[Conférence] – Mission ou démission : l’image des DRH est-elle définitivement fichue ?

Expert de la fonction ressources humaines et dirigeant fondateur de l’agence Parlons RH, Thomas Chardin intervenait le 30 novembre dernier sur la crise de sens que traversent les DRH dans l’exercice de leurs fonctions en entreprise. Chez les collaborateurs comme chez les candidats, l’heure est à la défiance exacerbée envers cette fonction qui éprouve encore des difficultés à se situer. S’agit-il de n’être qu’un gestionnaire de paie et de plans de formation ou bien d’avoir un rôle plus stratégique et aiguillon pour permettre à l’entreprise d’attirer (mais aussi de retenir) les meilleurs ? Points clés d’une intervention plutôt stimulante.

Fort de plus de 25 ans d’expertise dans l’univers RH, Thomas Chardin a publié en avril 2021 un petit opus plaidoyer envers les DRH intitulé « DRH, Mission ou démission ? ». Dans ce livre, il exhorte les acteurs des ressources humaines à en quelque sorte se reprendre en main pour cesser d’être perçu comme une fonction administrative désincarnée et pour devenir au contraire un agent de liaison de l’entreprise avec les collaborateurs mais également les candidats susceptibles de la rejoindre un jour.
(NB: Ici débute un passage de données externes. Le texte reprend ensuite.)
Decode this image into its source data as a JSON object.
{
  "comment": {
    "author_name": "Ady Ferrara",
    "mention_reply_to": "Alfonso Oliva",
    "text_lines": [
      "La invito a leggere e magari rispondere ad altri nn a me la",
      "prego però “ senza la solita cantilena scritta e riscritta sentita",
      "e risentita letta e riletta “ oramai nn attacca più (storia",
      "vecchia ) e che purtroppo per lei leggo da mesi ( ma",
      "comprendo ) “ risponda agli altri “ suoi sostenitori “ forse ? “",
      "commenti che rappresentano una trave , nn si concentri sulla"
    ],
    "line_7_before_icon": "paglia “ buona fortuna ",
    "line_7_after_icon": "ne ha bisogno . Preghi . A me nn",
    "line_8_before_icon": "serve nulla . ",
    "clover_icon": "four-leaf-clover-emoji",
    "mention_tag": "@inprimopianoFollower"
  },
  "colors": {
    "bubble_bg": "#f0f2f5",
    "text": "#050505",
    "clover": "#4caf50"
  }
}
Lors de la 5ème édition des rencontres « Les RH parlent aux RH » le 30 novembre à Levallois, il a remis en perspective les enjeux multiples à relever et les pistes à explorer pour redorer l’image du DRH et sa valeur ajoutée.

Trois enjeux managériaux de taille

Le premier d’entre eux est la guerre des talents. En dépit d’un chômage structurel persistant, les entreprises rencontrent des difficultés pour dénicher le profil recherché. Selon le dernier baromètre annuel de Pôle Emploi, 58% d’entre elles ne parviennent pas à recruter les compétences souhaitées. En 2017, ce chiffre n’était que de 37% mais nul doute qu’il est encore appelé à progresser à l’heure où le zapping des plus jeunes générations et le sentiment de désengagement des salariés sévissent plus que jamais. Tous les secteurs sont concernés par cette pénurie pour laquelle les DRH sont en première ligne. Entre un sourcing des talents où la concurrence fait rage et une attractivité de l’entreprise souvent en berne ou carrément pas crédible, la fonction RH écope tant bien que mal.

Le second enjeu intervient lorsque le premier a été tant bien que mal résolu : la fidélisation des recrues. En 20 ans en France, le turnover moyen des entreprises a été multiplié par deux à tel point qu’il y a parfois plus de départs que d’arrivées dans les effectifs d’une organisation. Ainsi, 46% des jeunes décrochant un premier CDI quittent leur poste avant un an. Toutes générations confondues, c’est un salarié sur trois qui flanque sa démission avant le premier anniversaire de son embauche. Et le taux des démissions continue d’aller crescendo. Particulièrement depuis la crise sanitaire où nombre de collaborateurs entendent réviser leurs priorités entre vie professionnelle et vie personnelle mais également exiger un environnement de travail motivant et respectueux. Une équation complexe sur laquelle bute une majorité de DRH.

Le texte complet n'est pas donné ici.